In a recent London address, Secretary Reid said that such conflict is already upon us in the developing world. "The blunt truth is that the lack of water and agricultural land is a significant contributory factor to the tragic conflict we see unfolding in Darfur... We should see this as a warning sign."
Reid's perspective is borne out of the growing belief that climate change will cause disruptive, rather than incremental, changes in weather and climate patterns, such as sudden changes in sea level, increased storm activity, and rapid appearance of "dust bowls." With their resources already stressed, developing regions of the world will be the first to feel these effects.
Reid's speech also suggest a fundamental shift in policy, at least in Britain. In the US, the Pentagon commissioned a report in 2003, titled An Abrupt Climate Change Scenario and Its Implications for United States National Security and co-authored by renowned futurist Peter Schwartz, that echoed these themes:
"As famine, disease, and weather-related disasters strike due to abrupt climate change," the Pentagon report notes, "many countries' needs will exceed their carrying capacity" -- that is, their ability to provide the minimum requirements for human survival. This "will create a sense of desperation, which is likely to lead to offensive aggression" against countries with a greater stock of vital resources.

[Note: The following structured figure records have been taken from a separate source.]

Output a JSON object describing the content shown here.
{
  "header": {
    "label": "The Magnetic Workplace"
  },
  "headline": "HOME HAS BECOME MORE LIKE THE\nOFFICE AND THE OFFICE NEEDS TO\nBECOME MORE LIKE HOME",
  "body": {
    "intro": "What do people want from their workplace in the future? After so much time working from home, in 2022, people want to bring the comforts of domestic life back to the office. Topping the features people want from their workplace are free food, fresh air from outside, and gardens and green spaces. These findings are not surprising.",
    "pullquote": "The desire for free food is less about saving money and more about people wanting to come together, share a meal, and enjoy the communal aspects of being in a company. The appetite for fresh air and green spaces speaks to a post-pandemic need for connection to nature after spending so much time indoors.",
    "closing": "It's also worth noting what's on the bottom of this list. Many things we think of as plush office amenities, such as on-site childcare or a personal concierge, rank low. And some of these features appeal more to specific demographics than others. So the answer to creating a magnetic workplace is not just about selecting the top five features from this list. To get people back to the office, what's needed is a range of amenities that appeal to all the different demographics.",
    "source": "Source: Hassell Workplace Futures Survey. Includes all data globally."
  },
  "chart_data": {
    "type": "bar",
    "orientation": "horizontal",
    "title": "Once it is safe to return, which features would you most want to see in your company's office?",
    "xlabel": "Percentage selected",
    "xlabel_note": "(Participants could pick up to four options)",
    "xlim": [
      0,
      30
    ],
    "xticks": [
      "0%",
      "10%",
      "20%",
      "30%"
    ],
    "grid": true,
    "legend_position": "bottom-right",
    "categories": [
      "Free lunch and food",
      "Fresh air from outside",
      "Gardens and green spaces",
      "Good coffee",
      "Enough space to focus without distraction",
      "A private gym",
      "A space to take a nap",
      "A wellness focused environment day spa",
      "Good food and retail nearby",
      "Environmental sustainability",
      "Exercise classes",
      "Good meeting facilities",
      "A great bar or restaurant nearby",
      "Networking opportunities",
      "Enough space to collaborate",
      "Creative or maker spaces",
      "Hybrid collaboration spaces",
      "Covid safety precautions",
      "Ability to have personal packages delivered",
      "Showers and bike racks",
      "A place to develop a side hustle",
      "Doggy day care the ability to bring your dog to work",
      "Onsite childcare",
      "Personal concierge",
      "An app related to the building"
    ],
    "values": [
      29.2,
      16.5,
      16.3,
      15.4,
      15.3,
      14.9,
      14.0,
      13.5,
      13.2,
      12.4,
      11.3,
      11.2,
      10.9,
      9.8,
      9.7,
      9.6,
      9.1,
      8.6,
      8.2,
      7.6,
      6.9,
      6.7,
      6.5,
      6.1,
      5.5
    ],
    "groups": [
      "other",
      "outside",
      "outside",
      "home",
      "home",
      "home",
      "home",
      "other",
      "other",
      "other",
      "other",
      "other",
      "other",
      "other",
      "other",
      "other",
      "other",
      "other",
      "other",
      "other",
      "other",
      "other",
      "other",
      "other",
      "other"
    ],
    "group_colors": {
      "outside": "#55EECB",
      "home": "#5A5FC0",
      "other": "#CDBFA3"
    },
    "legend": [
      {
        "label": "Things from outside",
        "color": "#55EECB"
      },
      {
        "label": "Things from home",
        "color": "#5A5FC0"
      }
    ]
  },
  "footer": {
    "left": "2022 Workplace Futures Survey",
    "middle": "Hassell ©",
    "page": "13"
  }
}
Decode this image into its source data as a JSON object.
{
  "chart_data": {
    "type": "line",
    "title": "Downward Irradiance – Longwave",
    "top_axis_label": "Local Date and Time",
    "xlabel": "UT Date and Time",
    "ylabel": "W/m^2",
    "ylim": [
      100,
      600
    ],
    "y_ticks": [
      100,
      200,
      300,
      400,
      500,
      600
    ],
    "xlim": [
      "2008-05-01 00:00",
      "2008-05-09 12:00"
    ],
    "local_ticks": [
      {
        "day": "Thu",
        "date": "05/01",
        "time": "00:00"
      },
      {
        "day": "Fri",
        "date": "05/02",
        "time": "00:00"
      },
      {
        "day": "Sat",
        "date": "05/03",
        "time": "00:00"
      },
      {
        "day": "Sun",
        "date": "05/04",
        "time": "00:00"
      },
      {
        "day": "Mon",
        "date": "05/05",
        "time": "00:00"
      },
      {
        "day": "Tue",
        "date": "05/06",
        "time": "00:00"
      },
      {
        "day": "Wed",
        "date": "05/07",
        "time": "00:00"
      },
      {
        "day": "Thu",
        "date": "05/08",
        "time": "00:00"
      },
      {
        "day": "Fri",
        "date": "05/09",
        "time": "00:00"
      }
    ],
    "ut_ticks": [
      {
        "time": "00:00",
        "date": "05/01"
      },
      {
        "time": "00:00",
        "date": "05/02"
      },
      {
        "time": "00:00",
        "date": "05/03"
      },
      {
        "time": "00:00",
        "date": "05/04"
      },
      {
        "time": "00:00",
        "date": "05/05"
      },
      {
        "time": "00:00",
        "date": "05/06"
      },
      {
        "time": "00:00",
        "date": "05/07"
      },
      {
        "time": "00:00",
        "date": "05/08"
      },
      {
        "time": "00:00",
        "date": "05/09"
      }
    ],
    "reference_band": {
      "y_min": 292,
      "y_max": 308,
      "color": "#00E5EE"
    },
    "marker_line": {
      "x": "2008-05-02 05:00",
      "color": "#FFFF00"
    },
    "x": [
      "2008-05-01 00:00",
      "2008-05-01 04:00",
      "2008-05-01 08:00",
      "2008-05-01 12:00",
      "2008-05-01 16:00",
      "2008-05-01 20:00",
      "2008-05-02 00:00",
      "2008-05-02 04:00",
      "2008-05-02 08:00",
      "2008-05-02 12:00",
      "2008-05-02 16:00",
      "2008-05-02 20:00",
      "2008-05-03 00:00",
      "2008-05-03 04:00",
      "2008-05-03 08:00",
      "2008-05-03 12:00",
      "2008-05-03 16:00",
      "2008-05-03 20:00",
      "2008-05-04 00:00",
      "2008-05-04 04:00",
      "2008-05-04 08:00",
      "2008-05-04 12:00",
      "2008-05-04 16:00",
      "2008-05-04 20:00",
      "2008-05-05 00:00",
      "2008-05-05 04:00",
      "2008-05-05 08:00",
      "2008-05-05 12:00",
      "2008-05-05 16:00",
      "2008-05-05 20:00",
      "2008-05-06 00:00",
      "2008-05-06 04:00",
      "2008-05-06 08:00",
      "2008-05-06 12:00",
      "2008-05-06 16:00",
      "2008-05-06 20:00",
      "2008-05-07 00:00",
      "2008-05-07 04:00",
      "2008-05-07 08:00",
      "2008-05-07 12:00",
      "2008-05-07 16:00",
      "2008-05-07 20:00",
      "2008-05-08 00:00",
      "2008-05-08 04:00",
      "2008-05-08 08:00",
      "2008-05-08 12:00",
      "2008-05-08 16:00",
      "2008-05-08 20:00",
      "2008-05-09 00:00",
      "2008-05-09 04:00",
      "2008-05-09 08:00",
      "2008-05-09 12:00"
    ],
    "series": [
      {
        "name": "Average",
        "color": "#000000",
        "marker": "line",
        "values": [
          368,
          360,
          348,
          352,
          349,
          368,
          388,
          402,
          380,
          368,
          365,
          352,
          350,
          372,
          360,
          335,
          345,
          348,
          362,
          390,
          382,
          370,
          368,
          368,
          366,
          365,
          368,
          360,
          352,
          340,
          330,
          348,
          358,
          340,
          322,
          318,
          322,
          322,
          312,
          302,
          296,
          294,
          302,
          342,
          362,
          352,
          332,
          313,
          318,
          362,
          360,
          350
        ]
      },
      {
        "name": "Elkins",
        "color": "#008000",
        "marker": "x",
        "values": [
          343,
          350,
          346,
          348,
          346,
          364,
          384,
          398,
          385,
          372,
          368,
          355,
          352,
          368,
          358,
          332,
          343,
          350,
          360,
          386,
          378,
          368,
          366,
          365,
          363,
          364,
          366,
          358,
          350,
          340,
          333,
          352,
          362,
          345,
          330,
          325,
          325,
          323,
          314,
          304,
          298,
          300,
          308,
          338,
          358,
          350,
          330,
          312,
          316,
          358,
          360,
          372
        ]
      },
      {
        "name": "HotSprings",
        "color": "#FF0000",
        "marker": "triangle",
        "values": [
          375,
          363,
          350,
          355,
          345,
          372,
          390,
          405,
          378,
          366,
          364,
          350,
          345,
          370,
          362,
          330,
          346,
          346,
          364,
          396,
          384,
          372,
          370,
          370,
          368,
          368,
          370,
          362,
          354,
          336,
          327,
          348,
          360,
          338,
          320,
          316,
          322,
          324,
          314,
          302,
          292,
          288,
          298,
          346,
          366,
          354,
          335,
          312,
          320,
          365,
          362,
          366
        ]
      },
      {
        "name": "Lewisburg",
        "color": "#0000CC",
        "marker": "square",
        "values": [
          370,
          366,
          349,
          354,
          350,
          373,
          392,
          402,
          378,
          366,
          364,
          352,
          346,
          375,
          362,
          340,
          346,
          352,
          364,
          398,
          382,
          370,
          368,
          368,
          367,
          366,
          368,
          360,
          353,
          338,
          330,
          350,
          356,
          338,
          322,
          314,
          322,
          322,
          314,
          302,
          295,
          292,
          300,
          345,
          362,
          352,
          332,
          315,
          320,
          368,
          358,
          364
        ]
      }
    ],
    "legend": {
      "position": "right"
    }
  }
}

"Imagine eastern European countries, struggling to feed their populations with a falling supply of food, water, and energy, eyeing Russia, whose population is already in decline, for access to its grain, minerals, and energy supply."
Such conflict could manifest itself in many ways, including regional warfare, terrorism, religious fanaticism and attempts to hijack increasingly scarce resources. Ultimately, even affluent countries in the developed world would be drawn into conflicts, either as peacekeepers or to protect their own supply lines.